La rosa costruita quest’estate e messa in mano a Spalletti ha evidenti limiti che emergono chiaramente ogni qualvolta si legge la panchina dei nerazzurri: una serie di nomi che faticherebbero ad essere titolari in qualsiasi squadra di Serie A, spesso allungata dalla presenza dei Primavera, come si è visto nella recente eliminazione dalla Europa League. Tuttavia, grazie ad un avvio di stagione nettamente sopra le aspettative, l’Inter è riuscita anche ad attenuare gli effetti della crisi invernale (che l’ha vista spesso senza vittorie). La maggior parte dei meriti va attribuita a Luciano Spalletti: il tecnico di Certaldo è stato il valore aggiunto dei nerazzurri in questa stagione. Ha prima rivitalizzato l’ambiente, che veniva da un settimo posto, portandolo a una qualificazione nella massima competizione internazionale ed infondendo entusiasmo tra i tifosi. Ha responsabilizzato i calciatori (praticamente gli stessi della stagione precedente (Nainggolan non pervenuto); leggasi il caso Icardi, che ha fatto intendere a chiare lettere, che ora ad Appiano, vi sono regole che valgono per tutti, nessuno escluso. Ha poi dato un’anima alla squadra, che non si è mai lasciata andare, è sempre rimasta solida e difficile da battere. Ha (solo a tratti) anche dato un gioco a dei calciatori che, seppur sporadicamente, hanno saputo offrire prestazioni di alto livello. La poca qualità di cui lo stesso allenatore ha più volte parlato è quella che fa sì che prestazioni di alto livello arrivino con continuità e questo ai nerazzurri è mancato, forse anche per passare i gironi di Champions (unica e forse grande pecca, dopo una partenza sprint, in un girone obiettivamente di ferro). Ma se c’è una cosa che l’Inter non deve fare è cedere alla tentazione di un nuovo “anno zero”: da qualche parte bisogna pur ripartire e la stagione non è ancora finita. 

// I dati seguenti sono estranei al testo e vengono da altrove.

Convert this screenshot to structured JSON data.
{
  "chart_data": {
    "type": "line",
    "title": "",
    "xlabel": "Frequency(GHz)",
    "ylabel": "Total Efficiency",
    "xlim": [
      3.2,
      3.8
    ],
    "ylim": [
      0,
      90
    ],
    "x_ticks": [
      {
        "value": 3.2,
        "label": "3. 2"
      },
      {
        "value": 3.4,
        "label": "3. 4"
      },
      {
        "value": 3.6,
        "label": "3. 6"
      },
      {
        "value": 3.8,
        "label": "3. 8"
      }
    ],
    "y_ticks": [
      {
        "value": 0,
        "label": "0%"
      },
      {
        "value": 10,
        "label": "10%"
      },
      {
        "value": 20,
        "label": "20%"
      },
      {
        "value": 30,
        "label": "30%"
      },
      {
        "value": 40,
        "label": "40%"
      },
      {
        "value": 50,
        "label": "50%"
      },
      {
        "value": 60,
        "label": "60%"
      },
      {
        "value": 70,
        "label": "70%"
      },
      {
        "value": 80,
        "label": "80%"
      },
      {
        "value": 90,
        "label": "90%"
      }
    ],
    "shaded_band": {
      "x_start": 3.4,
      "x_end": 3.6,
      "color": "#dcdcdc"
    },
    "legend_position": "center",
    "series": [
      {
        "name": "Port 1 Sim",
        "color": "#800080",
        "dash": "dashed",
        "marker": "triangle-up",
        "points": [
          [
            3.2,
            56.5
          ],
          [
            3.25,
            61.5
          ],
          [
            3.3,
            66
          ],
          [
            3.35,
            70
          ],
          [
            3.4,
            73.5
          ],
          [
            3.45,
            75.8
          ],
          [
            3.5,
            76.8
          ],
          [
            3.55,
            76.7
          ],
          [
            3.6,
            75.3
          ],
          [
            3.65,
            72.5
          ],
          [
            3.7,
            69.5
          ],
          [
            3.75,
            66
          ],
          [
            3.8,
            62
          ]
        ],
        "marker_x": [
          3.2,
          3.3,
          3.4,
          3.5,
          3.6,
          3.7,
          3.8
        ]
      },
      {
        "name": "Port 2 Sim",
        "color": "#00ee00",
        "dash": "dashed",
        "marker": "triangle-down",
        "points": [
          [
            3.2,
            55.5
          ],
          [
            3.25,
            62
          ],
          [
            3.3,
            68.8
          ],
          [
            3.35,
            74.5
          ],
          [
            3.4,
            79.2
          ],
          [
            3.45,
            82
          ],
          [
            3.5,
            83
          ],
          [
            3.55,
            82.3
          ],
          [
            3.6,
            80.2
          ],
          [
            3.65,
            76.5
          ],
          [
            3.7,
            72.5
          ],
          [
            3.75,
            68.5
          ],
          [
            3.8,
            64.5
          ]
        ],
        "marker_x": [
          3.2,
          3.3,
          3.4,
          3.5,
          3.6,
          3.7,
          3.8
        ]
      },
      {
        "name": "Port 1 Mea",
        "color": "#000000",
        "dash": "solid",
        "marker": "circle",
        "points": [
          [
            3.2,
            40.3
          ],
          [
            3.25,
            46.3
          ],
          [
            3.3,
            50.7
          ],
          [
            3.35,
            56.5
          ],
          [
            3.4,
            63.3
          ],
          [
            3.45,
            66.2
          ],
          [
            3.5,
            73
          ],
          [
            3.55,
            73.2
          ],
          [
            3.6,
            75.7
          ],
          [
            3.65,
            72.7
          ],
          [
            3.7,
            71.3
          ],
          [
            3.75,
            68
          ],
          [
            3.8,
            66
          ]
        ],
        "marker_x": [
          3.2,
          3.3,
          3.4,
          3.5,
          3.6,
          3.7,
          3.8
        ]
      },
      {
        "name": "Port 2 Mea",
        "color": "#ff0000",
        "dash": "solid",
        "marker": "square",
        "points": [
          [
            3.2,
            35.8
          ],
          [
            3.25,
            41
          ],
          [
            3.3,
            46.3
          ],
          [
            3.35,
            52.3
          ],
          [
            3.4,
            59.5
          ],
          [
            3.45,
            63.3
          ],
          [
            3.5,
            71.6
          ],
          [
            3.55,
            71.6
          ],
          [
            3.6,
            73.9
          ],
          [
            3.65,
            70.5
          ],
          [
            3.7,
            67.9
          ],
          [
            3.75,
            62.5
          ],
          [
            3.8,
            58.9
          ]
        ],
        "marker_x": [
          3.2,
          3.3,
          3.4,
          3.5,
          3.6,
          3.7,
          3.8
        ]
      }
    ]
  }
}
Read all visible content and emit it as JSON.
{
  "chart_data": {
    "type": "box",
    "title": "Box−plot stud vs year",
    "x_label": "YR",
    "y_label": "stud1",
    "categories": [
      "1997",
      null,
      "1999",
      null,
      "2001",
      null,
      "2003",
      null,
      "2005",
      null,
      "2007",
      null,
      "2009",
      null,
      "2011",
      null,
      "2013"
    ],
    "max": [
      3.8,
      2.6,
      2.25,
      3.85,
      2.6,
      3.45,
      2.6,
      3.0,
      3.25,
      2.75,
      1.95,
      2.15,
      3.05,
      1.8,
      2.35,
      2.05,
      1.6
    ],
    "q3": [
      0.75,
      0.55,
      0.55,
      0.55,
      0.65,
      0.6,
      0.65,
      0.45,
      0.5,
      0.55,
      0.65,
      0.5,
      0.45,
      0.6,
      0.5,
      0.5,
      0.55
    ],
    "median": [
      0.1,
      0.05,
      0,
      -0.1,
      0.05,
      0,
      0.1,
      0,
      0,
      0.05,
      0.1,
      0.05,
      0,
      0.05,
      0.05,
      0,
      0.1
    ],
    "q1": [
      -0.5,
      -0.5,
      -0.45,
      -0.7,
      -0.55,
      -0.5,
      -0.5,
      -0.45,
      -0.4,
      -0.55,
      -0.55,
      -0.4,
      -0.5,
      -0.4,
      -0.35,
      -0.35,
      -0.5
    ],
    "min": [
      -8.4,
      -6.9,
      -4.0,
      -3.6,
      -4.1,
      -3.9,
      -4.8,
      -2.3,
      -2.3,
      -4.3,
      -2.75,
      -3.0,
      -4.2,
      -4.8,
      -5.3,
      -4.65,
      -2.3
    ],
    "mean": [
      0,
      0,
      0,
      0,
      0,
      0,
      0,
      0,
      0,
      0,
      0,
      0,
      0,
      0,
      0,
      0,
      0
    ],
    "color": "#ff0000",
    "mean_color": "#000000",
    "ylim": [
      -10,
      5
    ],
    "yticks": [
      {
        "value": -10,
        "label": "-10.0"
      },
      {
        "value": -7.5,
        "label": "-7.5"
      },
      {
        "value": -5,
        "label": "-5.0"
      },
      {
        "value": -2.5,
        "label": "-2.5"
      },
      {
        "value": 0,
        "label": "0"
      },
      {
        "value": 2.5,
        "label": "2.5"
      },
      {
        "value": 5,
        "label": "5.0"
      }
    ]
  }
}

Sulla sponda rossonera, anche Ringhio Gattuso, merita assolutamente la conferma sulla panchina milanista. Dal suo arrivo sulla panchina rossonera i numeri sono tornati a crescere in ottica classifica e il sogno Champions sembra aver trovato possibilità di essere concreto. In Coppa Italia, il Milan, invece, ha raggiunto la  semifinale eliminando il Napoli di Carlo Ancelotti ai quarti di finale, e si gioca la finale con Lazio di Inzaghi nel ritorno di San Siro. Gattuso è un trascinatore e leader, che si spende tantissimo per la causa milanista ed è un uomo con gli attributi, che serve in una squadra giovane come quella milanista.Emblematica la sua presa di posizione, dopo la lite Kessie-Biglia, in occasione del derby perso domenica scorsa. La sua stigmatizzazione pubblica in conferenza stampa, riporta disciplina nel gruppo e manda un messaggio chiaro anche a tanti tifosi e tanti minori che praticano calcio. La sua conferma se la sta guadagnando partita dopo partitacon la speranza che la società creda davvero in lui e non lo sfiduci alle prime avversità.